The four possible scenarios spelled out by the researchers are:

  • Self-help scenario (economically and legally bad) in which they envisage a situation in which ordinary citizens, ’behaviour changes, triggered by political statements, resulting in them taking the law into their own hands in an unusual manner. In this scenario, a lack of clarity on what is meant by statements such as ‘taking the land back’ could prompt citizens to disregard the rule of law. As a result, incidents of illegal land occupation will escalate, coupled with farm invasions, subsequently making the agricultural sector non-functional and unproductive.
  • The gradual decline scenario (bad economically, but better legally). In this scenario, a view is that the ANC, possibly with assistance from the EFF, would amend section 25 of the Constitution, thus paving the way to implement expropriation without compensation at government level. Land reform still takes place within the ambit of the rule of law. This scenario also gives rise to the agricultural, financial and agro-processing sectors being the biggest losers in terms of production, exports and employment. The expected effects of this scenario are expressed in the economic sustainability scenario below;
  • The economic sustainability (business-as-usual) scenario (Good economically, but Mixed legal merits). This scenario prioritises the significance of sustaining the agricultural and food system, as well as not harming other sectors of the economy as stated in the ANC’s decision. While there are differing opinions regarding the extent to which the state-led land reform programmes have delivered on their constitutional mandates to date, the public discourse leading up to the ANC’s elective conference has been aimed at accelerating land redistribution and to expedite the realisation of the constitutional mandate to enable equitable access to land; and
  • The hybrid approach, scenario with a plurality of mechanisms used to speed up the pace of land reform.

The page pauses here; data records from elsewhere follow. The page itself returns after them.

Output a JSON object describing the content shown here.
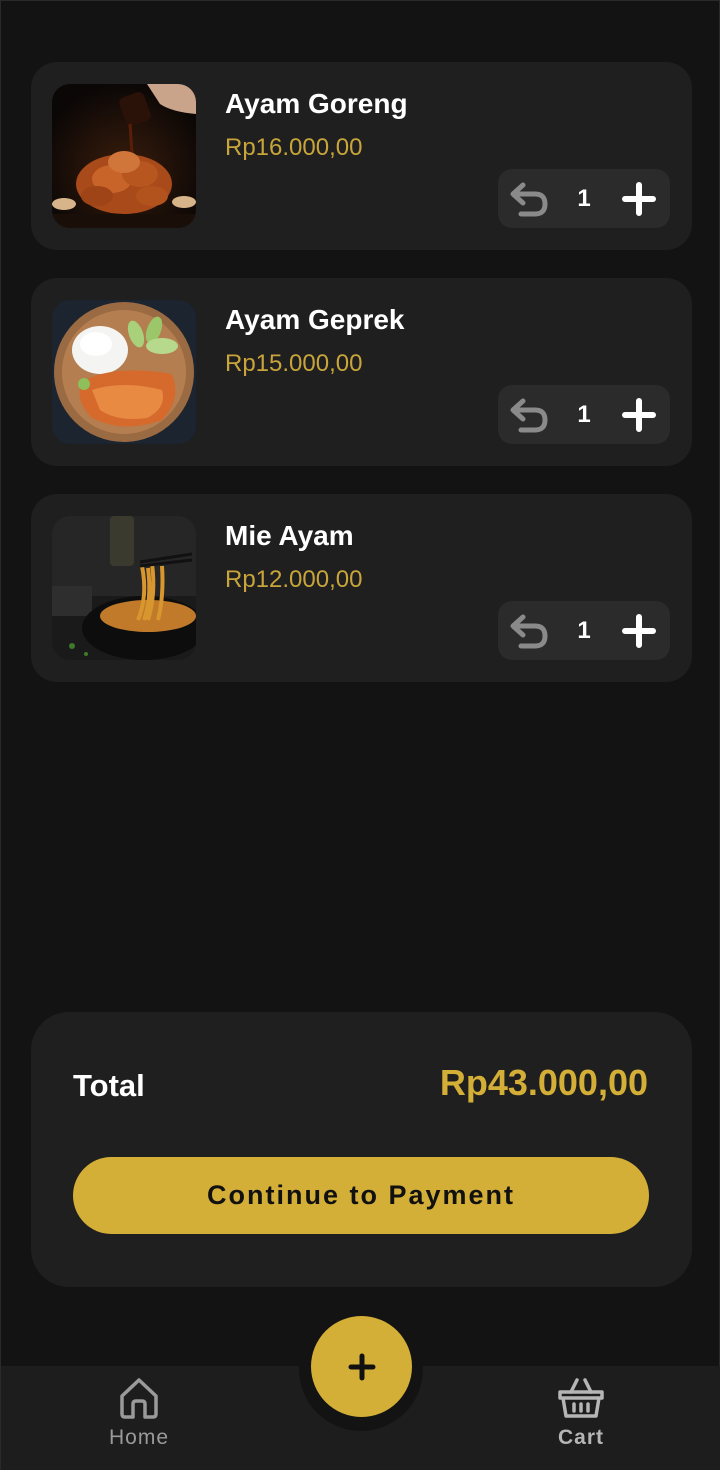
{
  "cart": {
    "items": [
      {
        "name": "Ayam Goreng",
        "price": "Rp16.000,00",
        "quantity": "1",
        "image": "fried-chicken-photo"
      },
      {
        "name": "Ayam Geprek",
        "price": "Rp15.000,00",
        "quantity": "1",
        "image": "ayam-geprek-plate-photo"
      },
      {
        "name": "Mie Ayam",
        "price": "Rp12.000,00",
        "quantity": "1",
        "image": "noodle-bowl-photo"
      }
    ],
    "decrease_icon": "undo-arrow-icon",
    "increase_icon": "plus-icon"
  },
  "summary": {
    "total_label": "Total",
    "total_value": "Rp43.000,00",
    "button_label": "Continue to Payment"
  },
  "nav": {
    "home_label": "Home",
    "cart_label": "Cart",
    "fab_icon": "plus-icon"
  },
  "colors": {
    "background": "#131313",
    "card": "#1f1f1f",
    "accent": "#d4af37",
    "price": "#c8a53a"
  }
}
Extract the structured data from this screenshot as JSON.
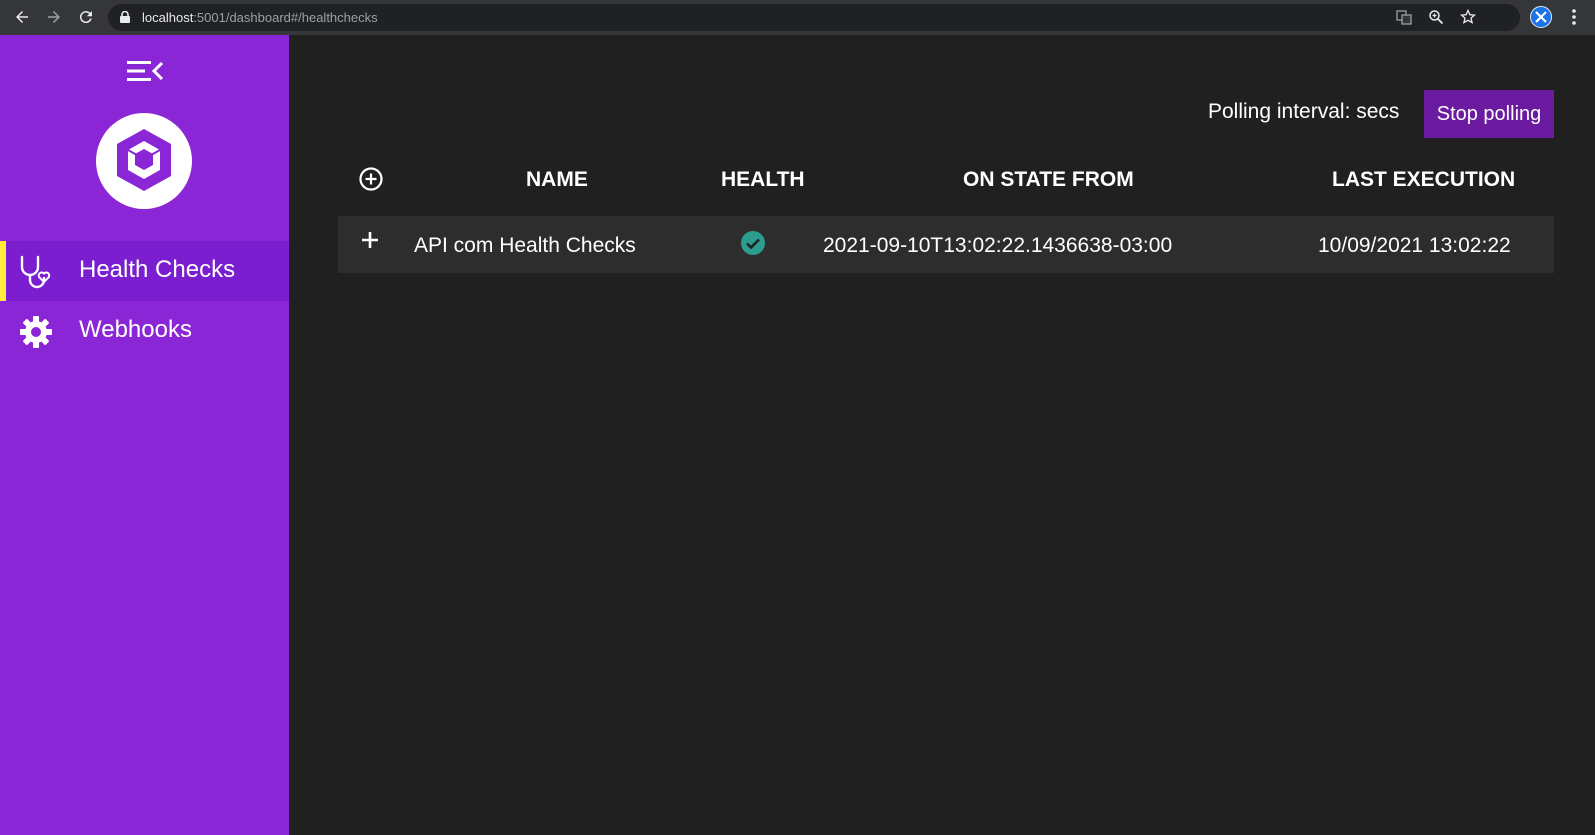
{
  "browser": {
    "url_host": "localhost",
    "url_rest": ":5001/dashboard#/healthchecks"
  },
  "sidebar": {
    "items": [
      {
        "label": "Health Checks",
        "icon": "stethoscope-icon",
        "active": true
      },
      {
        "label": "Webhooks",
        "icon": "gear-icon",
        "active": false
      }
    ]
  },
  "polling": {
    "label": "Polling interval: secs",
    "button_label": "Stop polling"
  },
  "table": {
    "headers": [
      "NAME",
      "HEALTH",
      "ON STATE FROM",
      "LAST EXECUTION"
    ],
    "rows": [
      {
        "name": "API com Health Checks",
        "health": "healthy",
        "on_state_from": "2021-09-10T13:02:22.1436638-03:00",
        "last_execution": "10/09/2021 13:02:22"
      }
    ]
  },
  "colors": {
    "sidebar": "#8a26d6",
    "active_indicator": "#ffeb3b",
    "button": "#6a1ba0",
    "healthy": "#2a9d8f",
    "background": "#202020"
  }
}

A blended financing model and AgriBEE are used to transform productive farmland, and land that is unbonded, unused and uninhabited by the owner is targeted for expropriation to reduce the economic impact. Policymakers realise that it might be possible that a nominal amount of compensation still needs to be paid for relocation costs and other incidentals, even if the Constitution were to be amended. This is based on a number of untested legal assumptions, but it is argued that the public interest would require compensation to be significantly less than market value in instances where land is unused, unbonded and uninhabited. As far as productive land is concerned, stakeholders work towards public-private partnerships (PPP) in line with Chapter 6 of the National Development Plan (NDP). As the NDP suggests, the identification of transferable farms and beneficiaries takes place at a district level, facilitated by District Land Reform Committees (DLRCs), which were already established in 2015. The PPP models are flexible and can take several forms.


The researchers conclude that while the scenarios deal primarily with the financial aspects related to acquiring land for redistribution, but there is general consensus amongst authors and stakeholders that there are other issues related to the policy design that also need to be addressed.

These include:

  • Legislative interventions that are required to recognise a continuum of rights in communal areas;
  • Enacting of a framework legislation to guide the implementation of all land reform programmes towards a common goal of inclusive agrarian transformation; and
  • There is a need to tackle barriers to market for communal and smallholder farmers, as well as access to inputs and seeds for sustainable production.

Distributing and increasing access to land without addressing the market access barriers, and input supply constrains coupled with a lack of infrastructure for smallholder and communal farmers, will not yield to production growth, but subsequently will exacerbate the food insecurity problem in the country, which is already at unacceptable levels and could get worse if land is distributed to previously disadvantaged individuals without putting proper mechanisms in place to increase access to markets, financing, inputs, and infrastructure.